The Library marks its first performance for “On Stage in River,” a performing arts series, with contemporary ballet company, Verb Ballets. New strides in technology include Library ebooks available for Kindle, QR code technology utilized for tours of Cowan Pottery Museum and highlighting the Library’s fine art collection, and wireless printing.

Rocky River Public Library celebrates its 85th Anniversary and the 35th Anniversary of Cowan Pottery Museum. The celebration of the centennial of Cowan Pottery continues with a special open house event at the original Cowan location in Rocky River.

The Library launches its mobile app and joins Search Ohio, a consortium of libraries that allows us to expand access to materials in libraries all over the state.

Rocky River Public Library Foundation donates $48,000 for RFID (radio frequency identification) tagging to be completed to allow us to better and more efficiently track our inventory.

Hoopla streaming services and iPad borrowing are introduced.

The Programming and Digital Services department is established as a commitment to the Library’s new focus on strengthening community engagement.

Deputy Director Jamie L. Mason succeeds Nicholas Cronin as Director.

The Library becomes an Official Passport Acceptance Facility. It also begins offering mobile device charging stations and digital magazine borrowing. Cowan Pottery Museum receives a grant to digitize its archival resources into a database.

The Library’s publication, Inside View, wins the American Library Association’s PR Xchange award for best newsletter.

The building’s original 1928 clay tile roof is repaired and restored.

Rocky River Public Library serves as a first-time community partner for the Cleveland International Film Festival.

The Computer Center and Training Lab are renovated with a focus on ergonomics and comfortable workspaces for patrons.

While maintaining its administrative independence, the Library joins CLEVNET, a consortium of 44 libraries, expanding access to material by over 10 million items.

The Library chooses kind by selecting Wonder by R.J. Palacio as a city-wide Community Read. The mayor reads We’re All Wonders to families at the Community Read Celebration.

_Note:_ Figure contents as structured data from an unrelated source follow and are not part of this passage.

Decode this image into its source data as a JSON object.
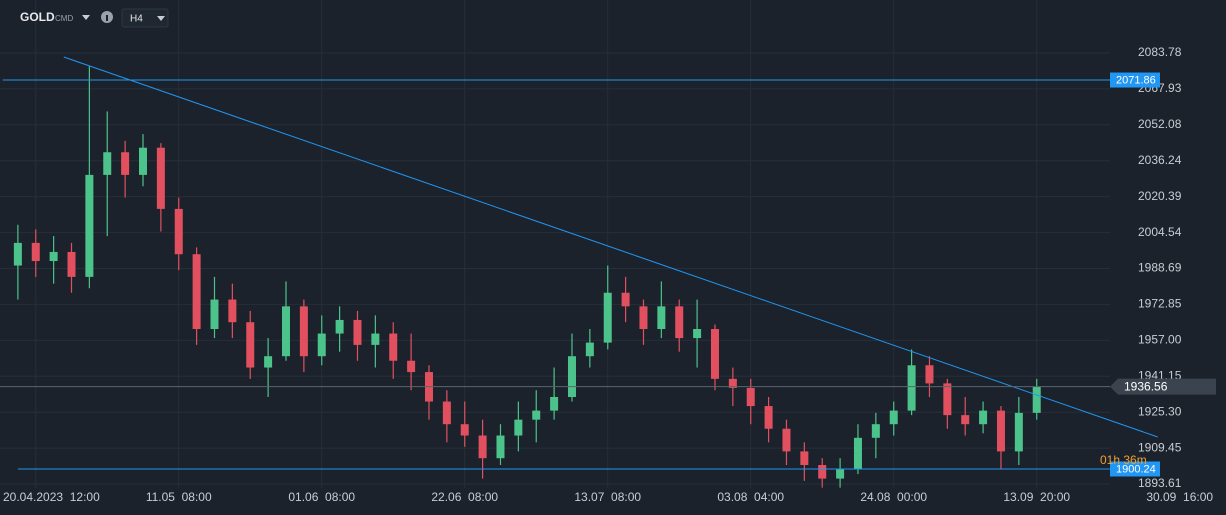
{
  "toolbar": {
    "symbol": "GOLD",
    "market": "CMD",
    "timeframe": "H4"
  },
  "chart_data": {
    "type": "candlestick",
    "up_color": "#4cc38a",
    "down_color": "#e2505f",
    "grid": true,
    "x": [
      1,
      2,
      3,
      4,
      5,
      6,
      7,
      8,
      9,
      10,
      11,
      12,
      13,
      14,
      15,
      16,
      17,
      18,
      19,
      20,
      21,
      22,
      23,
      24,
      25,
      26,
      27,
      28,
      29,
      30,
      31,
      32,
      33,
      34,
      35,
      36,
      37,
      38,
      39,
      40,
      41,
      42,
      43,
      44,
      45,
      46,
      47,
      48,
      49,
      50,
      51,
      52,
      53,
      54,
      55,
      56,
      57,
      58
    ],
    "open": [
      1990,
      2000,
      1992,
      1996,
      1985,
      2030,
      2040,
      2030,
      2042,
      2015,
      1995,
      1962,
      1975,
      1965,
      1945,
      1950,
      1972,
      1950,
      1960,
      1966,
      1955,
      1960,
      1948,
      1943,
      1930,
      1920,
      1915,
      1905,
      1915,
      1922,
      1926,
      1932,
      1950,
      1956,
      1978,
      1972,
      1962,
      1972,
      1958,
      1962,
      1940,
      1936,
      1928,
      1918,
      1908,
      1902,
      1896,
      1900,
      1914,
      1920,
      1926,
      1946,
      1938,
      1924,
      1920,
      1926,
      1908,
      1925
    ],
    "high": [
      2008,
      2006,
      2003,
      2000,
      2078,
      2058,
      2045,
      2048,
      2044,
      2020,
      1998,
      1985,
      1982,
      1970,
      1958,
      1983,
      1975,
      1968,
      1972,
      1970,
      1968,
      1965,
      1960,
      1946,
      1935,
      1930,
      1922,
      1920,
      1930,
      1935,
      1945,
      1960,
      1962,
      1990,
      1985,
      1975,
      1983,
      1975,
      1975,
      1964,
      1945,
      1940,
      1932,
      1922,
      1912,
      1905,
      1905,
      1920,
      1925,
      1930,
      1953,
      1950,
      1940,
      1932,
      1930,
      1928,
      1932,
      1940
    ],
    "low": [
      1975,
      1985,
      1982,
      1978,
      1980,
      2003,
      2020,
      2025,
      2005,
      1988,
      1955,
      1958,
      1958,
      1940,
      1932,
      1948,
      1943,
      1946,
      1952,
      1948,
      1945,
      1940,
      1935,
      1922,
      1912,
      1910,
      1896,
      1902,
      1908,
      1912,
      1922,
      1930,
      1945,
      1953,
      1965,
      1955,
      1958,
      1952,
      1945,
      1935,
      1928,
      1920,
      1912,
      1902,
      1895,
      1892,
      1892,
      1898,
      1905,
      1915,
      1924,
      1932,
      1918,
      1915,
      1916,
      1900,
      1902,
      1922
    ],
    "close": [
      2000,
      1992,
      1996,
      1985,
      2030,
      2040,
      2030,
      2042,
      2015,
      1995,
      1962,
      1975,
      1965,
      1945,
      1950,
      1972,
      1950,
      1960,
      1966,
      1955,
      1960,
      1948,
      1943,
      1930,
      1920,
      1915,
      1905,
      1915,
      1922,
      1926,
      1932,
      1950,
      1956,
      1978,
      1972,
      1962,
      1972,
      1958,
      1962,
      1940,
      1936,
      1928,
      1918,
      1908,
      1902,
      1896,
      1900,
      1914,
      1920,
      1926,
      1946,
      1938,
      1924,
      1920,
      1926,
      1908,
      1925,
      1936.56
    ],
    "xlim": [
      0,
      62.1
    ],
    "xticks": [
      {
        "value": 2,
        "label": "20.04.2023  12:00"
      },
      {
        "value": 10,
        "label": "11.05  08:00"
      },
      {
        "value": 18,
        "label": "01.06  08:00"
      },
      {
        "value": 26,
        "label": "22.06  08:00"
      },
      {
        "value": 34,
        "label": "13.07  08:00"
      },
      {
        "value": 42,
        "label": "03.08  04:00"
      },
      {
        "value": 50,
        "label": "24.08  00:00"
      },
      {
        "value": 58,
        "label": "13.09  20:00"
      },
      {
        "value": 66,
        "label": "30.09  16:00"
      }
    ],
    "ylim": [
      1891.85,
      2107.17
    ],
    "yticks": [
      2083.78,
      2067.93,
      2052.08,
      2036.24,
      2020.39,
      2004.54,
      1988.69,
      1972.85,
      {
        "value": 1957,
        "label": "1957.00"
      },
      1941.15,
      {
        "value": 1925.3,
        "label": "1925.30"
      },
      1909.45,
      1893.61
    ],
    "hlines": [
      {
        "value": 2071.86,
        "x_start": 0.15
      },
      {
        "value": 1900.24,
        "x_start": 1
      }
    ],
    "hline_color": "#2196f3",
    "trendline": {
      "x": [
        3.57,
        64.77
      ],
      "y": [
        2082.02,
        1914.36
      ]
    },
    "last_price": 1936.56,
    "countdown": "01h 36m"
  }
}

Due in part to a $20,000 donation from the Women’s Committee, the Lower Level restrooms are remodeled as the first phase in the Library’s plan to renovate all restrooms.

Rocky River Public Library celebrates its 90th anniversary year and the 40th anniversary of Cowan Pottery Museum.

The Library has established a successful working partnership with the eight other public libraries in Cuyahoga County. All nine libraries connect with the City Club of Cleveland and Playhouse Square to present “Our Community Reads: Evicted by Matthew Desmond.”